Inside the mind of a mass shooter -- and what many have in common

Inside the mind of a mass shooter -- and what many have in common

PHOENIX, AZ (AZ FAMILY) - He was her childhood friend.

Eventually, the two became a couple.

Ashley Figueroa didn’t know high school life without Jared Loughner, the man behind the Jan. 8 shooting in Tucson.

“He left everything for people to see for a reason," Figueroa said. "He wanted the world to know what he thought, because he thought, how it is in his head, is how the world was."

AZ Family’s Briana Whitney sat down with Figueroa to find out what Loughner was like years before the shooting.

Whitney asked Figueroa if she thought Loughner was capable of the act for which he was convicted.

"At the time, no. I would’ve never thought that whatsoever,” Figueroa said.

In 2011, Figueroa watched on her TV as former Congresswoman Gabby Giffords was rushed to the hospital after being shot in the head at an event in Tucson. Six people died and many more were injured at the hands of a 22-year-old Loughner.

“What if he had done a shooting at the school? I may not be here today for all I know,” she said.

She said looking back now, the signs were there -- Loughner felt the government and world were against him.

“When he was talking about his conspiracy theories he was very passionate about it," she said. "Like you could see him shaking sometimes, because he was so angry about something and I was just like, 'okay.'”

“What’s happening to boys today is scary. It’s sad. It’s tragic, but what’s even more tragic is that we are ignoring it,” said Dr. Warren Farrell.

Farrell, author of "The Boy Crisis," has been studying the issue for decades.

He said girls do better in school and have better self esteem; they aren’t the problem. He said it’s the boys who grow up wanting to be the star football player, the hero firefighter, which they consider the peak of masculinity.

Mass shooters appear to be one in the same: young, white loners who don’t fit this mold.

“Young white males, especially suburban white males, tend to have expectations put on them, and so they feel a lot of shame when they disappoint those expectations,” Farrell said.

That’s when the problems start, but Farrell said it’s bigger than that. It comes down to something so important, but something no one can see from the outside.

“We see in almost all the mass shooters the similarity of dad deprivation,” Farrell said. "Which leads to a boy feeling ashamed of himself, withdrawing, becoming angry that nobody likes him, pays attention to him, is proud of him."

When he looked into the pasts of mass shooters, he found a link.

“We saw this with Adam Lanza in Sandy Hook, this enormous anger, this dad deprivation," Farrell said. "We saw this with David Katz in Jacksonville, his parents divorced, he was living with his mom since age 11. We saw this with Robert Bowers, the synagogue shooter. His dad was killed when he was six. We saw this with Dylann Roof in Charleston. We saw this with Stephen Paddock in Las Vegas, Elliott Rodger."

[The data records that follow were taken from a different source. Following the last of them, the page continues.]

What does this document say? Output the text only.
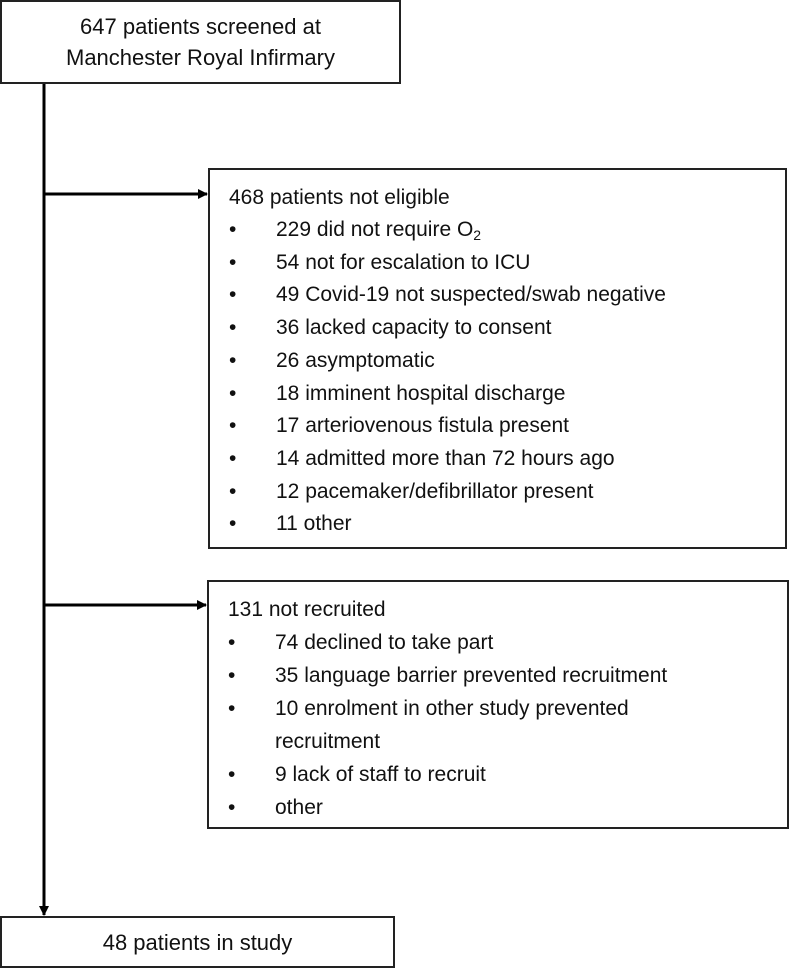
647 patients screened at
Manchester Royal Infirmary
468 patients not eligible
• 229 did not require $O_2$
• 54 not for escalation to ICU
• 49 Covid-19 not suspected/swab negative
• 36 lacked capacity to consent
• 26 asymptomatic
• 18 imminent hospital discharge
• 17 arteriovenous fistula present
• 14 admitted more than 72 hours ago
• 12 pacemaker/defibrillator present
• 11 other
131 not recruited
• 74 declined to take part
• 35 language barrier prevented recruitment
• 10 enrolment in other study prevented recruitment
• 9 lack of staff to recruit
• other
48 patients in study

Years later, Figueroa realizes those red flags were there.

“(He) never talked about his family," she said. "(He) never invited me over for dinner like a normal kid would do when they had their girlfriend."

Farrell said Loughner, like many of the other shooters, turned to mass destruction to get back at those he felt had wronged him. Farrell said that's the storyline almost every time.

“I’m angry at girls, I’m angry at the school, I’m angry at teachers, I’m angry at people in general, I have no real friends. I will get attention for once in my life,” Farrell said, explaining these young men’s thought processes.

He said while father involvement is key, it can’t cure a genetic mental illness or disease. In those cases, he said rehab and intense psychotherapy are needed.

But he said too often after these shootings, we only see and feel the effect: death, heartbreak and fear.

But we must figure out how to address the cause.

“It is a tragedy that we will pay for again and again until we learn to care for our sons,” he said.

And if we don’t, time is ticking before the next one pulls the trigger.

We reached out to mental health experts to address what a mother can do if her husband is not present and her son does not have a father in his life.

They told us a mother should not take on both parental roles, but should establish a positive male role model in her son’s life, like an uncle, coach, Boy Scout leader, church leader, teacher, etc.

We were told if a child requires professional help, it is best to have a parental team tackle that together and continue to support one another emotionally, as well as their child, to find the best possible success.